Sunday, January 25, 2009

Blog 11 Five feel frazzled and fraught in Chennai

Up at 5 with crow’s chorus, although my research shows the little b***ders only shut up for a brief hour or so all night. We set off for Chennai in a taxi at 6, witnessing just how many people are already up and about their business as we drive through the villages. Sekar tells us he gets up at 5 every day to open up the little shop they have in their home and to feed his daughter before she leaves for college in Vellore. His wife would prepare the full cooked breakfast too, none of your quick bowl of cereal. After a couple of hours on the road we need to stop for breakfast, so watch in amazement as the taxi driver crosses the central reservation of the two lane motorway and drives a hundred yards or so against the flow of traffic in order to park in front of desired restaurant. No wonder life in India is short and perilous.

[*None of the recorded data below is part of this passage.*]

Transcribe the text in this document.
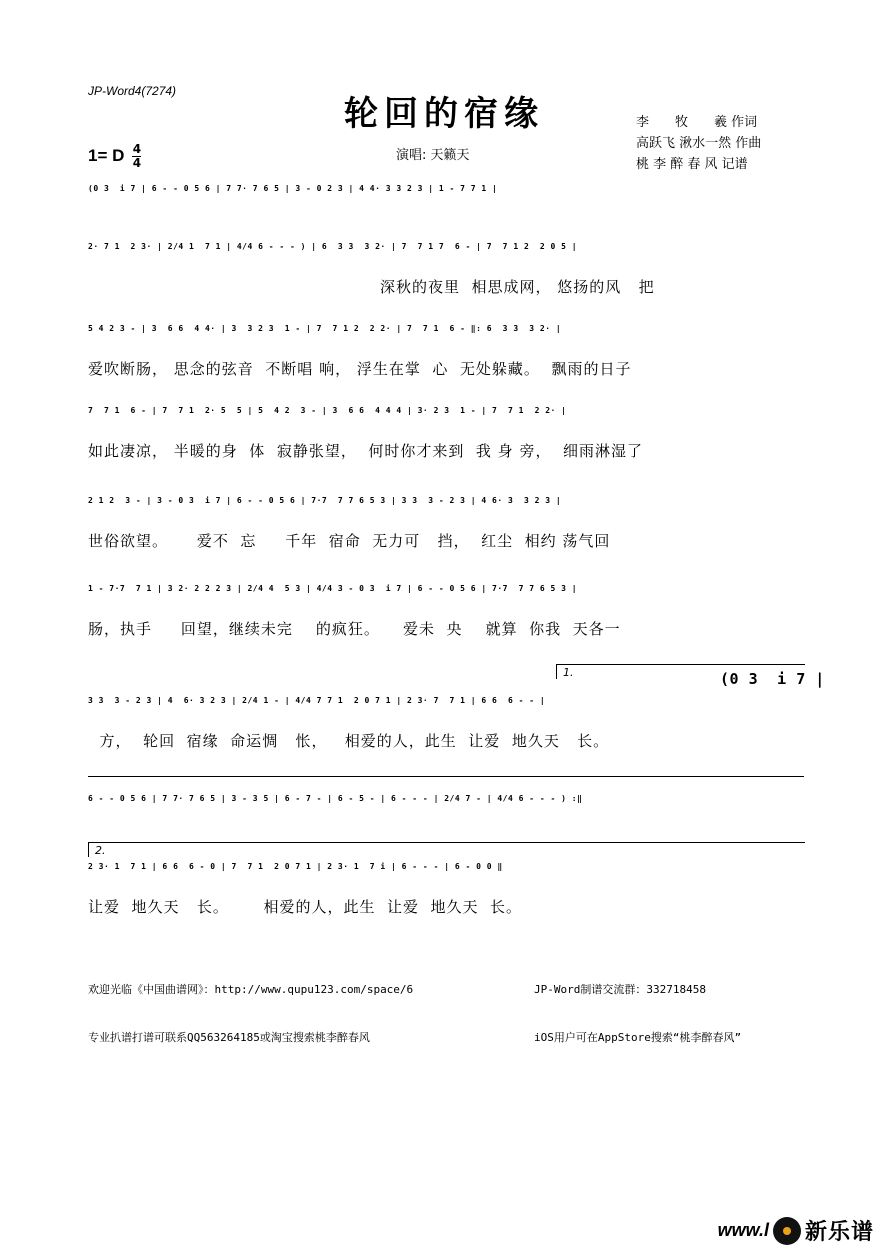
JP-Word4(7274)
轮回的宿缘
1= D $\frac{4}{4}$	演唱: 天籁天
李　　牧　　羲 作词
高跃飞 湫水一然 作曲
桃 李 醉 春 风 记谱
(0 3  i 7 | 6 - - 0 5 6 | 7 7· 7 6 5 | 3 - 0 2 3 | 4 4· 3 3 2 3 | 1 - 7 7 1 |
2· 7 1  2 3· | 2/4 1  7 1 | 4/4 6 - - - ) | 6  3 3  3 2· | 7  7 1 7  6 - | 7  7 1 2  2 0 5 |
深秋的夜里  相思成网， 悠扬的风   把
5 4 2 3 - | 3  6 6  4 4· | 3  3 2 3  1 - | 7  7 1 2  2 2· | 7  7 1  6 - ‖: 6  3 3  3 2· |
爱吹断肠， 思念的弦音  不断唱 响， 浮生在掌  心  无处躲藏。  飘雨的日子
7  7 1  6 - | 7  7 1  2· 5  5 | 5  4 2  3 - | 3  6 6  4 4 4 | 3· 2 3  1 - | 7  7 1  2 2· |
如此凄凉， 半暖的身  体  寂静张望，  何时你才来到  我 身 旁，  细雨淋湿了
2 1 2  3 - | 3 - 0 3  i 7 | 6 - - 0 5 6 | 7·7  7 7 6 5 3 | 3 3  3 - 2 3 | 4 6· 3  3 2 3 |
世俗欲望。     爱不  忘     千年  宿命  无力可   挡，  红尘  相约 荡气回
1 - 7·7  7 1 | 3 2· 2 2 2 3 | 2/4 4  5 3 | 4/4 3 - 0 3  i 7 | 6 - - 0 5 6 | 7·7  7 7 6 5 3 |
肠，执手     回望，继续未完    的疯狂。    爱未  央    就算  你我  天各一
1.	(0 3  i 7 |
3 3  3 - 2 3 | 4  6· 3 2 3 | 2/4 1 - | 4/4 7 7 1  2 0 7 1 | 2 3· 7  7 1 | 6 6  6 - - |
方，  轮回  宿缘  命运惆   怅，   相爱的人，此生  让爱  地久天   长。
6 - - 0 5 6 | 7 7· 7 6 5 | 3 - 3 5 | 6 - 7 - | 6 - 5 - | 6 - - - | 2/4 7 - | 4/4 6 - - - ) :‖
2.
2 3· 1  7 1 | 6 6  6 - 0 | 7  7 1  2 0 7 1 | 2 3· 1  7 i | 6 - - - | 6 - 0 0 ‖
让爱  地久天   长。      相爱的人，此生  让爱  地久天  长。

欢迎光临《中国曲谱网》：http://www.qupu123.com/space/6

专业扒谱打谱可联系QQ563264185或淘宝搜索桃李醉春风

JP-Word制谱交流群：332718458

iOS用户可在AppStore搜索“桃李醉春风”

www.l 新乐谱
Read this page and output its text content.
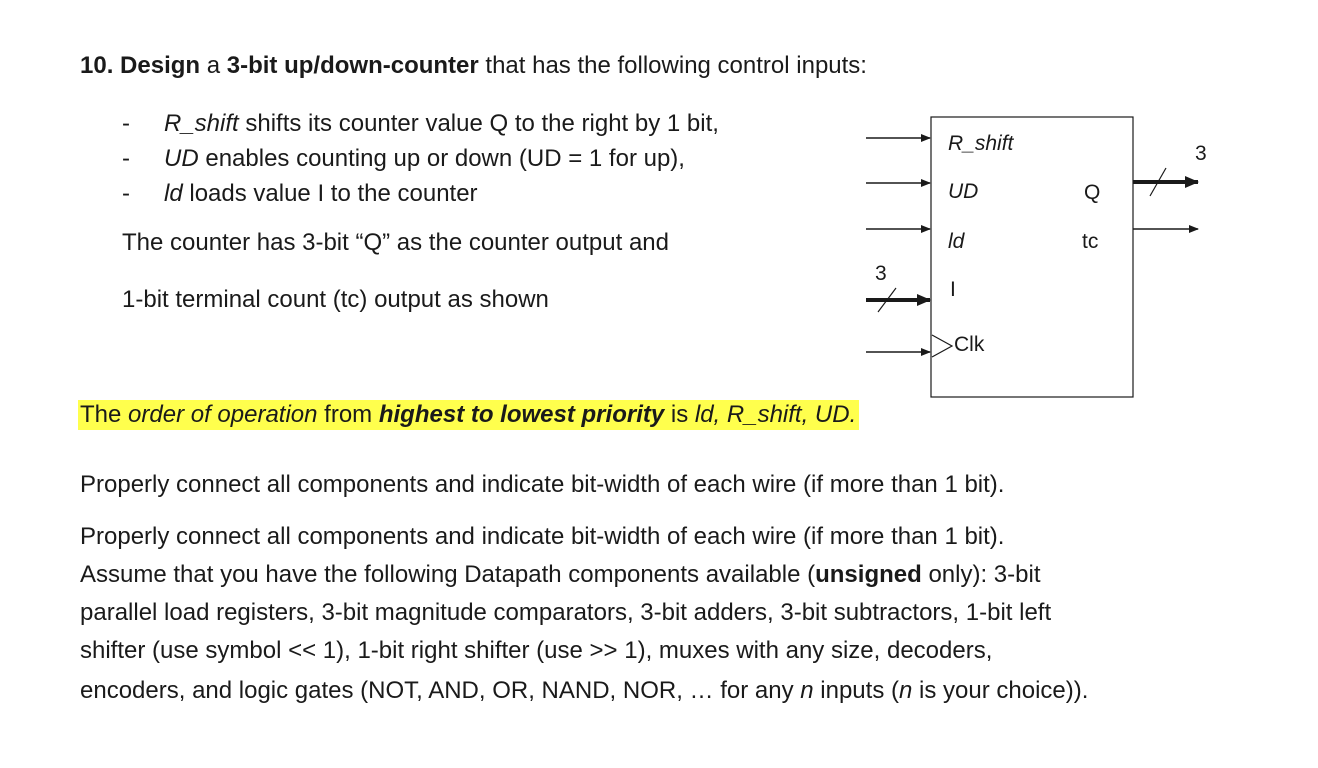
10. Design a 3-bit up/down-counter that has the following control inputs:
- R_shift shifts its counter value Q to the right by 1 bit,
- UD enables counting up or down (UD = 1 for up),
- ld loads value I to the counter
The counter has 3-bit “Q” as the counter output and
1-bit terminal count (tc) output as shown
The order of operation from highest to lowest priority is ld, R_shift, UD.
Properly connect all components and indicate bit-width of each wire (if more than 1 bit).
Properly connect all components and indicate bit-width of each wire (if more than 1 bit).
Assume that you have the following Datapath components available (unsigned only): 3-bit
parallel load registers, 3-bit magnitude comparators, 3-bit adders, 3-bit subtractors, 1-bit left
shifter (use symbol << 1), 1-bit right shifter (use >> 1), muxes with any size, decoders,
encoders, and logic gates (NOT, AND, OR, NAND, NOR, … for any n inputs (n is your choice)).
3
R_shift
UD
ld
I
Clk
Q
tc
3
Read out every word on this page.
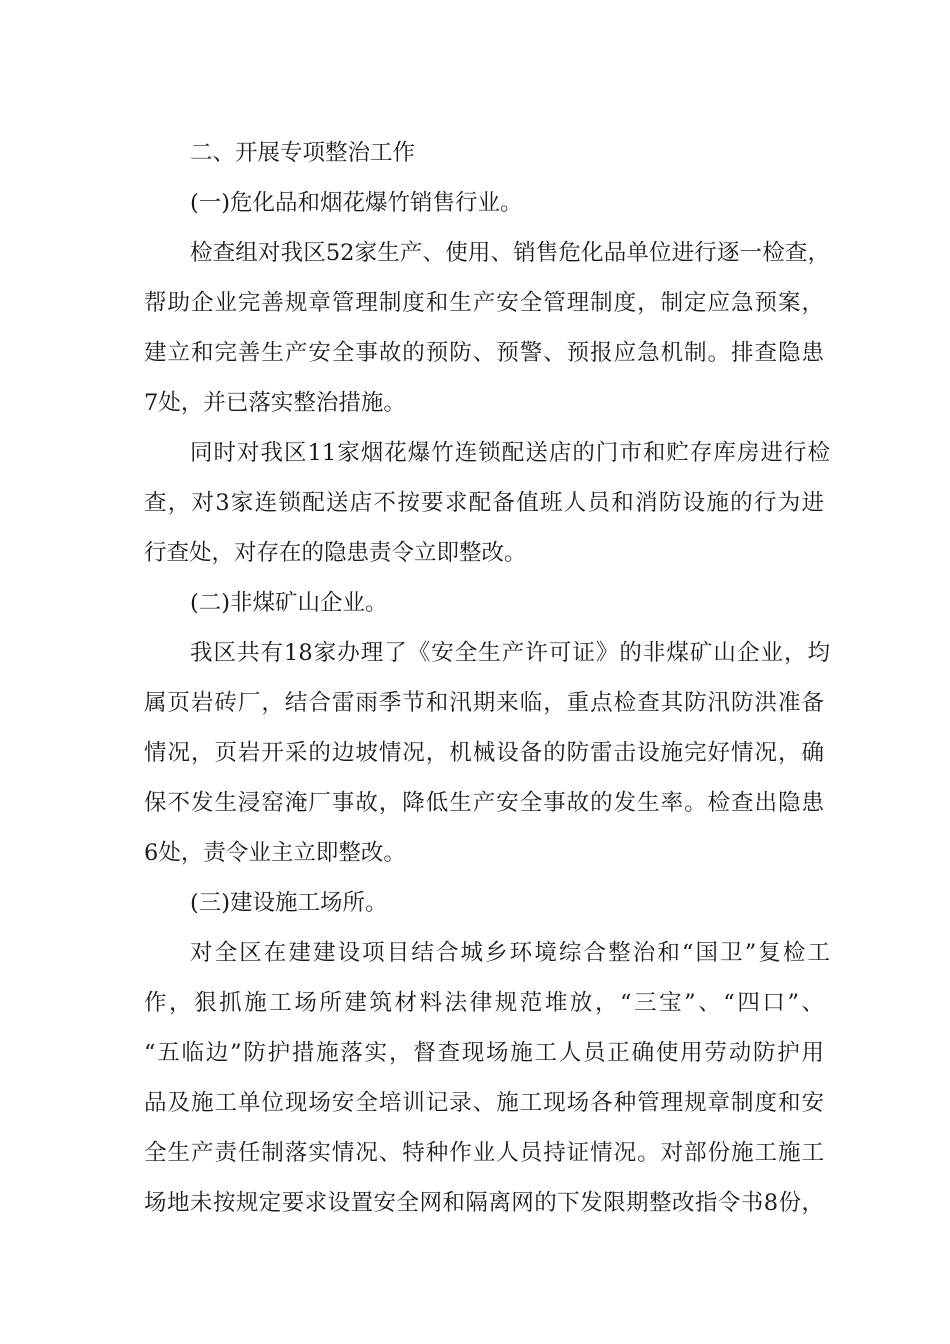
二、开展专项整治工作
(一)危化品和烟花爆竹销售行业。
检查组对我区52家生产、使用、销售危化品单位进行逐一检查，
帮助企业完善规章管理制度和生产安全管理制度，制定应急预案，
建立和完善生产安全事故的预防、预警、预报应急机制。排查隐患
7处，并已落实整治措施。
同时对我区11家烟花爆竹连锁配送店的门市和贮存库房进行检
查，对3家连锁配送店不按要求配备值班人员和消防设施的行为进
行查处，对存在的隐患责令立即整改。
(二)非煤矿山企业。
我区共有18家办理了《安全生产许可证》的非煤矿山企业，均
属页岩砖厂，结合雷雨季节和汛期来临，重点检查其防汛防洪准备
情况，页岩开采的边坡情况，机械设备的防雷击设施完好情况，确
保不发生浸窑淹厂事故，降低生产安全事故的发生率。检查出隐患
6处，责令业主立即整改。
(三)建设施工场所。
对全区在建建设项目结合城乡环境综合整治和“国卫”复检工
作，狠抓施工场所建筑材料法律规范堆放，“三宝”、“四口”、
“五临边”防护措施落实，督查现场施工人员正确使用劳动防护用
品及施工单位现场安全培训记录、施工现场各种管理规章制度和安
全生产责任制落实情况、特种作业人员持证情况。对部份施工施工
场地未按规定要求设置安全网和隔离网的下发限期整改指令书8份，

Once we get to Chennai the fun really starts. I wouldn’t have thought it possible for the city to become even more choked and congested but over recent years without doubt the number of motor vehicles has increased enormously. Far fewer of the old rounded Hindustan cars too and many more modern ones. But of course the cows are still grazing the centre and verges of the road and amidst the increased prosperity there are still pavement- dwelling families. Finally we make it to the Balar Mandir Research Foundation, which was established in 1948 by a German woman Mrs Ellen Sharma, who was a pioneer in India of early childhood/kindergarten education. Now it has grown to be a huge site with an orphanage and schools going right from pre-school to higher secondary. They also have a resource centre where they sell wooden toys that are made on site. We visit the pre-school which seems really delightful. The ratio of children to teachers is at most 10 to 1A, and they are clearly learning through play and interaction with the adults, who seem to treat the children gently and with respect. In one class many of the children are wearing a uniform dress or shirt in red and green checked material and we learn that these are the orphanage children. The school serves primarily the poorest children in Chennai. The children certainly do seem happy and confident as they demonstrate a dance and songs they are preparing for a festival. Sekar teaches them a song and they are very quick to pick up words and actions.

From here we go to the resource centre and I am amazed and delighted to see the range of toys available. I go through the catalogue whilst Andy works out quickly what one of everything would cost. We pretty much buy everything and it costs £250. At this point Wendy and Pam and Brian announce that they wish to cover this cost, which is generous and great for our funds. It then takes an inordinate and Indian amount of time to pick and pack and wrap our purchases, during which all the party, especially the chaps, flag visibly and appear to be losing the will to live. However spirits are very much revived when we go to eat at a restaurant which serves food which you’d recognise from your local Indian takeaway. We even have icecream. Much as we enjoy eating locally in K V Kuppam, particularly when cooked by Selvi, it is like a small holiday to eat here.

From here we then venture again into the hellish Chennai traffic to go to Higginbothams book shop. I last visited this shop in 1991 during my first trip and it is an amazing institution- a leftover from the days of the Raj but at the same time extremely Indian in its chaos and convoluted way of working. I recognise the grey-haired woman who helps us from that first trip and tell her how helpful she was then- 18 years ago. She asks me to write a note to her boss to that effect and tells me a tale which seems to mean that they no longer appreciate her work.... Buy some books for school. Then on to a fabric shop where I make two purchases despite Andy the money-holder’s cunning plan to prevent this by staying in the vehicle.

After an exhausting trip home we finally get back around 11 at night. Poor Sekar still has to get back to his home and be up at 5 the next morning.